1.
Ten aanzien van de verzekerde die op grond van
artikel 29, tweede lid, onderdelen a, b, c of d, van de Ziektewet recht heeft op ziekengeld, is op het UWV
artikel 25, tweede, vierde, vijfde, en achtste tot en met zestiende lid, niet van toepassing en is
artikel 25, eerste, derde en zesde lid, van overeenkomstige toepassing. Het UWV stelt, binnen een bij ministeriële regeling nader te bepalen termijn, in overleg met die verzekerde, een plan van aanpak op. Het plan van aanpak wordt periodiek geëvalueerd. Artikel 30a, zesde en zevende lid, van de Wet structuur uitvoeringsorganisatie werknemersverzekeringen is van overeenkomstige toepassing, waarbij voor «de re-integratievisie» telkens wordt gelezen: het plan van aanpak.
2.
In afwijking van het eerste lid is
artikel 25, eerste, tweede, derde, vijfde, zesde, zevende en achtste lid, van overeenkomstige toepassing op de eigenrisicodrager, bedoeld in
artikel 1, eerste lid, onderdeel h, van de Ziektewet ten aanzien van de personen, bedoeld in
artikel 29, tweede lid, onderdelen a, b en c, van die wet, die laatstelijk tot hem in dienstbetrekking stonden. Indien bij de behandeling van de aanvraag, bedoeld in
artikel 64 en de beoordeling, bedoeld in
artikel 65 blijkt dat de eigenrisicodrager, bedoeld in de eerste zin, zonder deugdelijke grond de uit die zin voortvloeiende verplichtingen niet of niet volledig nakomt of onvoldoende reïntegratie-inspanningen heeft verricht, verlengt het UWV het tijdvak gedurende welke de persoon, bedoeld in de eerste zin recht op ziekengeld heeft op grond van
artikel 29 van de Ziektewet, op dat de werkgever zijn tekortkoming ten aanzien van de in de tweede zin bedoelde verplichtingen of reïntegratie-inspanningen kan herstellen.

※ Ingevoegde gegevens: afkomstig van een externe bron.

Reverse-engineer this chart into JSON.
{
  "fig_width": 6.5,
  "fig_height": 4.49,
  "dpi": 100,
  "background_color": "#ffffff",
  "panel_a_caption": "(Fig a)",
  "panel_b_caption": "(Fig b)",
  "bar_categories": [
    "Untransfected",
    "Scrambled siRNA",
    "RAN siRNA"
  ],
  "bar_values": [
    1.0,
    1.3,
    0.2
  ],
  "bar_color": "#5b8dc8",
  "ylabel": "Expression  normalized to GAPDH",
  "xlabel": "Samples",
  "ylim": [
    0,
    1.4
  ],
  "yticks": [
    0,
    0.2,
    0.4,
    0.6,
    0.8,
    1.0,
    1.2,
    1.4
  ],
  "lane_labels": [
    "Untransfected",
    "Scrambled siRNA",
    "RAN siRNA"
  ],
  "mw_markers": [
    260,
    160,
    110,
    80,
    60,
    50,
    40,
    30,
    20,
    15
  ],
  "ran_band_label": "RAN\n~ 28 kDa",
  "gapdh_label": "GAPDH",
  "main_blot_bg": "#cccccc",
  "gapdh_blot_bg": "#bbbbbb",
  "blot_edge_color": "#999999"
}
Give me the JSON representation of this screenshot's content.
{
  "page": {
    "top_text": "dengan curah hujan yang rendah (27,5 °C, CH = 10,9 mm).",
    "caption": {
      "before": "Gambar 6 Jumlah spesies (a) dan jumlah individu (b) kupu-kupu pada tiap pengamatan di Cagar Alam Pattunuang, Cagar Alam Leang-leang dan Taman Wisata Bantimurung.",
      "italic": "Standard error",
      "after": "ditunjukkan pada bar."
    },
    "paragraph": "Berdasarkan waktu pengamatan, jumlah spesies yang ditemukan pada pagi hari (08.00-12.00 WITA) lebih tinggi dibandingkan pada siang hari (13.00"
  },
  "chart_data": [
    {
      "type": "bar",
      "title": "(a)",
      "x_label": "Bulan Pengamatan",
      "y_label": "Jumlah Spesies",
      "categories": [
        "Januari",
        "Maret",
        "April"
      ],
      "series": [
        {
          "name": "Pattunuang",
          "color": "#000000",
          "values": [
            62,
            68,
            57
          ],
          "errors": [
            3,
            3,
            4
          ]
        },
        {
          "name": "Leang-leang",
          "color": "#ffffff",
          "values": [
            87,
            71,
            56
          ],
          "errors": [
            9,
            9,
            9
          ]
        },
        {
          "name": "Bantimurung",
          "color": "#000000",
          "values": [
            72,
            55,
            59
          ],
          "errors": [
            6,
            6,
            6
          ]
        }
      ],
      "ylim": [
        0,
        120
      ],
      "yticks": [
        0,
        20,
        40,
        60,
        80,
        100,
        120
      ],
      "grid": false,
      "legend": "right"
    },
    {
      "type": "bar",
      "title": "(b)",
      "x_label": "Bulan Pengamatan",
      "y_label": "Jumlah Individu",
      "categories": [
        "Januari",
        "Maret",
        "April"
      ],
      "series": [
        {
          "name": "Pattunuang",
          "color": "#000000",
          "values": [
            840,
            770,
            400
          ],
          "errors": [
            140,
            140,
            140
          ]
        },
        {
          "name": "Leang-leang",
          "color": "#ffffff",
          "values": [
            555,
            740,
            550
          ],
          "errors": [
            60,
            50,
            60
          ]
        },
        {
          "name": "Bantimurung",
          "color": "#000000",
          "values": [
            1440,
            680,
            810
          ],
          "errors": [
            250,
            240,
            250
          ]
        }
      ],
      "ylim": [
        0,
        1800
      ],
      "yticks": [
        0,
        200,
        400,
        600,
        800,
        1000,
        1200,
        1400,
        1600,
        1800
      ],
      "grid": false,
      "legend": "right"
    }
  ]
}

Artikel 25, tiende tot en met zestiende lid, is van overeenkomstige toepassing.
3.
Indien de verzekerde, bedoeld in het eerste lid, bij de arbeidsinschakeling wordt ondersteund door het college van burgemeester en wethouders op grond van
artikel 7, derde lid, onderdeel c, van de Participatiewet, is het eerste lid van overeenkomstige toepassing op het college van burgemeester en wethouders en treedt het college van burgemeester en wethouders voor de toepassing van het eerste lid in de plaats van het UWV, met dien verstande dat de tweede zin van
artikel 65 niet van toepassing is.
4.
Bij ministeriële regeling kunnen nadere regels worden gesteld voor de uitvoering van dit artikel.